Solved selectively remove arguments from shell script

[tOsYZYny]

I have been writing a bunch of shell scripts that essentially wrap existing commands so I don't need to remember the intricate details for most of what I want to do.

I have a shell script that essentially builds parameters to call another executable.
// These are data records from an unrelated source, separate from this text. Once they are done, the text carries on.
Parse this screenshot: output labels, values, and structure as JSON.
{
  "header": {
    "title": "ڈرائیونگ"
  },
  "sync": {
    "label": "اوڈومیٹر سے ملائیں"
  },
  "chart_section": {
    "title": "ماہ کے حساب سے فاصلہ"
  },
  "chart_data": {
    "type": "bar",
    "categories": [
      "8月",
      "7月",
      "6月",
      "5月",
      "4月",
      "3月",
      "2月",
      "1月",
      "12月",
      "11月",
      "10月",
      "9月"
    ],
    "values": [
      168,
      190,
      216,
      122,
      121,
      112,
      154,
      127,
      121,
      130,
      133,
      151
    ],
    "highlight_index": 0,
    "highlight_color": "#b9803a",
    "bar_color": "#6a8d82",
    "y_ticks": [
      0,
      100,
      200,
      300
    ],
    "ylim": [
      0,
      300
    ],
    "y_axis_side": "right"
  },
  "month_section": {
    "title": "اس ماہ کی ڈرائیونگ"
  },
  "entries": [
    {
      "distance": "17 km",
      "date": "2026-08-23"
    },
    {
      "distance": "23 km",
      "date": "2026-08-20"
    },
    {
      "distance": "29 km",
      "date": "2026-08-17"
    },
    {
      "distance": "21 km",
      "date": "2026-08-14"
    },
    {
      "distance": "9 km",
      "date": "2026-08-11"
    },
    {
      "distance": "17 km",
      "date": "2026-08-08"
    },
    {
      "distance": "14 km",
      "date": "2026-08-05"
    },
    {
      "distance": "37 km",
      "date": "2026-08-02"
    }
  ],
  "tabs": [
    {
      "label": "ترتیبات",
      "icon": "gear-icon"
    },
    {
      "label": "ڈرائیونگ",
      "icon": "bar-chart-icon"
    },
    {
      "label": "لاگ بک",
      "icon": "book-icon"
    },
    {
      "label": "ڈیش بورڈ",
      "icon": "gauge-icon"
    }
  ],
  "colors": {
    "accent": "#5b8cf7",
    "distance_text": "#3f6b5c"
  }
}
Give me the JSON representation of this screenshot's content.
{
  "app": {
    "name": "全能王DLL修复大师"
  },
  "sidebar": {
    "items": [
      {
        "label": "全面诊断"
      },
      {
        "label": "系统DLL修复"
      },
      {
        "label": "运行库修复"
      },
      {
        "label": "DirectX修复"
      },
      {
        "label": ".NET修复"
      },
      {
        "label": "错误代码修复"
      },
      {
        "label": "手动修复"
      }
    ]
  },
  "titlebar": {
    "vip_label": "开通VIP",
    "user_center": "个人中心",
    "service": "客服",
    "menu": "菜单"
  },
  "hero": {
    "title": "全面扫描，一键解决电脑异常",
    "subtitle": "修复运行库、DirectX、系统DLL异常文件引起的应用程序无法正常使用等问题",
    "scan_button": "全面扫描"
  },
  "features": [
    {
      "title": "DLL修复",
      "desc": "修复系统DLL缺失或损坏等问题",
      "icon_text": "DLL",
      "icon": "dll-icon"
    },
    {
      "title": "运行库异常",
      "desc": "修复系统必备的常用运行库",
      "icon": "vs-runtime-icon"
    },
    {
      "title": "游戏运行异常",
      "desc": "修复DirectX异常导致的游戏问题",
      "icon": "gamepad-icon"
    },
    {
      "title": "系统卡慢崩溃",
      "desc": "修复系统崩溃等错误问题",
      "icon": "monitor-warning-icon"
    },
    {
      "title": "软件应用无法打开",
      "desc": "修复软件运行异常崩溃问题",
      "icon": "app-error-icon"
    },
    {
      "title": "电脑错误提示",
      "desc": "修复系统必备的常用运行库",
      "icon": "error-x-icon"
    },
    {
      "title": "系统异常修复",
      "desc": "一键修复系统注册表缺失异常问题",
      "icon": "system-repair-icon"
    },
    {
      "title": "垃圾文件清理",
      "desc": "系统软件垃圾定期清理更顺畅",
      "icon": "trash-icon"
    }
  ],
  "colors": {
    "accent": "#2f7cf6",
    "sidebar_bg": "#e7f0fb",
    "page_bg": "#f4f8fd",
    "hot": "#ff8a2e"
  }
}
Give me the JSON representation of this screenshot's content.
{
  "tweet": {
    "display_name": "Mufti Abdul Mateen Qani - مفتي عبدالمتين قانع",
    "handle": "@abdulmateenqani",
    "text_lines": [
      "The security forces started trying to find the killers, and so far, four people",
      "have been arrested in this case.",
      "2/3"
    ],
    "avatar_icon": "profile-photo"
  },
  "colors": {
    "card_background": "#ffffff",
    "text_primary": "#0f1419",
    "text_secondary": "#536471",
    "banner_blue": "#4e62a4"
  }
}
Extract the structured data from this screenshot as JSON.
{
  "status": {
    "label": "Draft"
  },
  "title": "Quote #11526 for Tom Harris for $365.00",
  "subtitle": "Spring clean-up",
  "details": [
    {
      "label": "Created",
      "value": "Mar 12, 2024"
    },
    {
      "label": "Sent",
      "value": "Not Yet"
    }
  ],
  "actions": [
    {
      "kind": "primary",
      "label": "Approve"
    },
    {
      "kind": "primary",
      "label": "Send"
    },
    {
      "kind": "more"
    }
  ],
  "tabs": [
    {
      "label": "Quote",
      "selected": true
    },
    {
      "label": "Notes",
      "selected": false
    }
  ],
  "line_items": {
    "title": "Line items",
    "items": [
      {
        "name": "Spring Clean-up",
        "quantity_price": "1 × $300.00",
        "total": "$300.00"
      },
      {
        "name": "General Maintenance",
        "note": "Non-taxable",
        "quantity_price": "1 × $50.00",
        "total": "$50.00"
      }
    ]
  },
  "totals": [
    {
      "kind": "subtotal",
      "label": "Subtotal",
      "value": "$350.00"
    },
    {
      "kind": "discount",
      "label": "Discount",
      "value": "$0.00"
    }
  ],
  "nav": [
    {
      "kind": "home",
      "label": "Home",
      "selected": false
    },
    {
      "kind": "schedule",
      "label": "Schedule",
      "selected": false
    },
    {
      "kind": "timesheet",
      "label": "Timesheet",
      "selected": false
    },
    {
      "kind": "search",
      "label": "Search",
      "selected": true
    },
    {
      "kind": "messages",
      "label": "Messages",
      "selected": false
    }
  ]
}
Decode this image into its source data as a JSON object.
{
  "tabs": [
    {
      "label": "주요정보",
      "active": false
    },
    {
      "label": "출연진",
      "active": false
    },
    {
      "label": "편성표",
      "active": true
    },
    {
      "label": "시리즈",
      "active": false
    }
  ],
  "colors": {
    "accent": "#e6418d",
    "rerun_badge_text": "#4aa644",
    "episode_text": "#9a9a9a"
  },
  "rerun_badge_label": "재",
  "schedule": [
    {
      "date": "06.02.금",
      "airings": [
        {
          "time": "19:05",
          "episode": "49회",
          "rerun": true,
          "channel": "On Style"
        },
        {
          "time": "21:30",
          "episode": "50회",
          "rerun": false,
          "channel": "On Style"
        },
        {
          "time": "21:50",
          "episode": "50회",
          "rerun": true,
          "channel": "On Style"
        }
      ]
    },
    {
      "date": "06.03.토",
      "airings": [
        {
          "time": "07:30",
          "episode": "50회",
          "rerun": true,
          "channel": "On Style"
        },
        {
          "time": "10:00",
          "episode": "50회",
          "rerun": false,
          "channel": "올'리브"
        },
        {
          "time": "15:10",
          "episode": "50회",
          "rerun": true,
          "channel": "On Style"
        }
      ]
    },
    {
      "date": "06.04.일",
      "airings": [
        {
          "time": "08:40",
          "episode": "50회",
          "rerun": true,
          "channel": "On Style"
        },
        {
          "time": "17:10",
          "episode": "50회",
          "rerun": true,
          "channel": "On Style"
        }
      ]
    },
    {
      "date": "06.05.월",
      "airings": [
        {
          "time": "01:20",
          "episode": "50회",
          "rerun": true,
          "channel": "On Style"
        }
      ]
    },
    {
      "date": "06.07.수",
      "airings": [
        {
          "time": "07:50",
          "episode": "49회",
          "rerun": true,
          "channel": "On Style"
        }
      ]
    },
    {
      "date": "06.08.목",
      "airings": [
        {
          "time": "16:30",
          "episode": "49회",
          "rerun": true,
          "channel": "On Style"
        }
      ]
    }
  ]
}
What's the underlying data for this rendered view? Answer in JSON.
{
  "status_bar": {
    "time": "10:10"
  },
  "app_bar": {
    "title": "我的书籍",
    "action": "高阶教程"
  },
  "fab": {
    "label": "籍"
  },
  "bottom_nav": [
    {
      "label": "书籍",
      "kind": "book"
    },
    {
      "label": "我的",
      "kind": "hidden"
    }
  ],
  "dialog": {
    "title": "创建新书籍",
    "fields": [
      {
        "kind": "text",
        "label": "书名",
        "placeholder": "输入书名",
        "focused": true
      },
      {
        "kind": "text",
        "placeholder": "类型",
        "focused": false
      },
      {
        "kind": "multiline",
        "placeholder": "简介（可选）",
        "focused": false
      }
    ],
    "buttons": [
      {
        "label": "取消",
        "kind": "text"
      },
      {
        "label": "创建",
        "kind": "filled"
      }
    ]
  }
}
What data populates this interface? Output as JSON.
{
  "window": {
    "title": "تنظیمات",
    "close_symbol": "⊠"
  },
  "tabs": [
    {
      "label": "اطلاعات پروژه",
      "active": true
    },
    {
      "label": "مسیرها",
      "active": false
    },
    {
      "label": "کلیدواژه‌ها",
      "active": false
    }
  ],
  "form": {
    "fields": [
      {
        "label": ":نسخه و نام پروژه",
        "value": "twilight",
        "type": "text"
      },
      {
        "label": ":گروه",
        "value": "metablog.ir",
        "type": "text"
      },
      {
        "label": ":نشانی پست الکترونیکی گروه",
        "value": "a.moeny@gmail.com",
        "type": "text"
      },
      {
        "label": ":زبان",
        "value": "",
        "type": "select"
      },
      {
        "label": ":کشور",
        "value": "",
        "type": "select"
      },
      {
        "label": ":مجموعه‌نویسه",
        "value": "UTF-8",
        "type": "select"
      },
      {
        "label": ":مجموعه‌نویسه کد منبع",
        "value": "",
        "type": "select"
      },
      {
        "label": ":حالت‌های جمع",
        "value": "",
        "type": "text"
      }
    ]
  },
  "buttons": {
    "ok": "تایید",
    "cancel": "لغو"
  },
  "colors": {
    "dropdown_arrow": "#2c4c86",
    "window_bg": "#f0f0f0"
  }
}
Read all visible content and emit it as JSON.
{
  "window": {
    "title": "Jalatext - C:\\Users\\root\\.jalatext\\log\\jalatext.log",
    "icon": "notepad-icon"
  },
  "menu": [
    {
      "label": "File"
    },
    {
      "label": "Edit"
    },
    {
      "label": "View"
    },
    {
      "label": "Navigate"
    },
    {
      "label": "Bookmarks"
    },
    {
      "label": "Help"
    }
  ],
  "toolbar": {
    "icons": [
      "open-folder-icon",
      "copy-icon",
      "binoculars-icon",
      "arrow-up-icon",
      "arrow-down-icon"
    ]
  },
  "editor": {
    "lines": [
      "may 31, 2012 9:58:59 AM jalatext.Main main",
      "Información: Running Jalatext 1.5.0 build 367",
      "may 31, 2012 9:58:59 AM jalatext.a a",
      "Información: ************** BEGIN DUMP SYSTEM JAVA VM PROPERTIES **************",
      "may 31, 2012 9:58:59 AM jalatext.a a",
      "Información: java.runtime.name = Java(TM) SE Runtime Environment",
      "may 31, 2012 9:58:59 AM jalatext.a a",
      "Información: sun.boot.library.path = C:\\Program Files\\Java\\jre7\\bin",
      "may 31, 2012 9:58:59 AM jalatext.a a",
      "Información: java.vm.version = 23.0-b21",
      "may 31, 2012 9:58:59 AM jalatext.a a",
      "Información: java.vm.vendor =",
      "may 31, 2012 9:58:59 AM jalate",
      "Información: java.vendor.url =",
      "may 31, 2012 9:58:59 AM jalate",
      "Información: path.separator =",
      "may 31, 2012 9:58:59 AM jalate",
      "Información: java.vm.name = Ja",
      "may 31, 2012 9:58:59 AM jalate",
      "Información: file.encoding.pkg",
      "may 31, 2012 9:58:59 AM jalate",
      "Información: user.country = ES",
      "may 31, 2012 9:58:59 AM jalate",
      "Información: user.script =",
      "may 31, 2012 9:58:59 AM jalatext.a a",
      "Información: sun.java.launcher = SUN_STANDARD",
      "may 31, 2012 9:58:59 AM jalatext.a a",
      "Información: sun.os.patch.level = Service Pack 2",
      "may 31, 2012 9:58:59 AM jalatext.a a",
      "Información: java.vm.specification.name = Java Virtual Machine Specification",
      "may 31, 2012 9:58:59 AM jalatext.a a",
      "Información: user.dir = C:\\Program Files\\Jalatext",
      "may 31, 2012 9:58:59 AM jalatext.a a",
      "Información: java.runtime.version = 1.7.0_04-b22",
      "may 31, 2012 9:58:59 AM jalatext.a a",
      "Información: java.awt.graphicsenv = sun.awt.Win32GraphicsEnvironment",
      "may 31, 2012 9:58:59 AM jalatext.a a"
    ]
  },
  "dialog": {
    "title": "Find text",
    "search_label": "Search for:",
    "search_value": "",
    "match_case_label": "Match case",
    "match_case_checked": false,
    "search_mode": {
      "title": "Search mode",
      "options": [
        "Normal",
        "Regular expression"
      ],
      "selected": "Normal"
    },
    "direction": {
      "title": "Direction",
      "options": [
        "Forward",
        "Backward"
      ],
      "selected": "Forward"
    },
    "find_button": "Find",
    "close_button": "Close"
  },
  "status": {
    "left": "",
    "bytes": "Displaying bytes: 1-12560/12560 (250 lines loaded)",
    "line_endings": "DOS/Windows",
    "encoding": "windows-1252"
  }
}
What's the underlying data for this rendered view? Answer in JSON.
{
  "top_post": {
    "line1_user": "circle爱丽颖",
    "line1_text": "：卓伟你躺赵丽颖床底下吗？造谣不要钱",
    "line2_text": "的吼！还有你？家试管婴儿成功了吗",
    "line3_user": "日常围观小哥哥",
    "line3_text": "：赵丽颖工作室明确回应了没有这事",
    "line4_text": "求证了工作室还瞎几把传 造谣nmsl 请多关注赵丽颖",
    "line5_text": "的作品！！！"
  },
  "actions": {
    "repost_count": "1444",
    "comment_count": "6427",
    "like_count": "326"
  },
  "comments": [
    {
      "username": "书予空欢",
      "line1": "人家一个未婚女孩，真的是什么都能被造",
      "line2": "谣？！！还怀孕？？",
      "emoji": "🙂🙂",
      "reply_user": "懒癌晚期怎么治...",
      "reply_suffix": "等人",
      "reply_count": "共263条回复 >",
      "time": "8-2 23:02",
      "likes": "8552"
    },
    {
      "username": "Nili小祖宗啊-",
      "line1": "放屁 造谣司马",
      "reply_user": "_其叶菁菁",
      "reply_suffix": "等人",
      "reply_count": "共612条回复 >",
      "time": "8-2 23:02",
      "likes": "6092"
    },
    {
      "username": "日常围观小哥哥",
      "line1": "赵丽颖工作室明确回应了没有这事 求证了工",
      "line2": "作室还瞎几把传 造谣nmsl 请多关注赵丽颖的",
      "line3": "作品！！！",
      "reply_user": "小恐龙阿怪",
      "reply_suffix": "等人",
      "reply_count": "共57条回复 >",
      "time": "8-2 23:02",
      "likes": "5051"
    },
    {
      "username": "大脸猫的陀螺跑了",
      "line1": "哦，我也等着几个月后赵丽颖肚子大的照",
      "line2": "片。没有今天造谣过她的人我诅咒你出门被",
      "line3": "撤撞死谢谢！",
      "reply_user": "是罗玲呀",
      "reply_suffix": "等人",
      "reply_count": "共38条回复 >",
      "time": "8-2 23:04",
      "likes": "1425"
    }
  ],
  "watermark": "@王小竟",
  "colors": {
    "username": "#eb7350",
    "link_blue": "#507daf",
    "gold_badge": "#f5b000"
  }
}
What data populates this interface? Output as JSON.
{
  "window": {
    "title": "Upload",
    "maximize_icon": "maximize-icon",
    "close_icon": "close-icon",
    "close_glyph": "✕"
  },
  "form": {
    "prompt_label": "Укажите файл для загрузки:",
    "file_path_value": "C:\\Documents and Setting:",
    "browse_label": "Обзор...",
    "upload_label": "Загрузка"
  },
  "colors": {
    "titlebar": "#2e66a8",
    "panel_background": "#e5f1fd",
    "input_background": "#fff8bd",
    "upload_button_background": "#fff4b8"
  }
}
Some of the arguments should not be changed, but there are some that are used just by the shell script itself to determine which downstream executable to call or how it should be called.

If I have this:

wrapper --delete arg1 arg2
wrapper  arg1 arg2 --delete

I supposed I could always require the arguments to be properly ordered so that a simple call to shift will work, but if I don't want to require that, is there anyway I can remove the '--delete' argument altogether?

 

[mer]

Depending on what shell (bash, sh, Perl, etc) there are probably a few different ways.
The easiest would be something like:
loop through argv
if argv[n] should be kept, store at dupargv[k] k++ else dosomethingdifferent
n++
end loop
call otherscript with dupargv

If the script is in something like Perl or even bash there may be ways to read the whole argv[] as a single
string and do things like sed or awk on it.

 

[tOsYZYny]

I am using /bin/sh to keep my shell scripts simple.

 

[mer]

I think looping through the input argv[] then is likely a way of doing it.
Is the "--delete" an argument that determines the downstream executable?
If so I think there is a "getopts" that can help. I'm going by memory so can't give concrete examples. I think it's available in sh. Using it you should be able to quickly parse and separate things.

 

[tOsYZYny]

I will check more if getopts is available in sh, I know it is for bash.

 

[covacat]

#!/bin/sh
echo $*
set -- $(echo $*| sed -e  "s/--delete//")
echo $*

~$sh  b.sh a b --delete
a b --delete
a b
~$sh  b.sh --delete a b
--delete a b
a b

 

[tOsYZYny]

That is genius, that worked!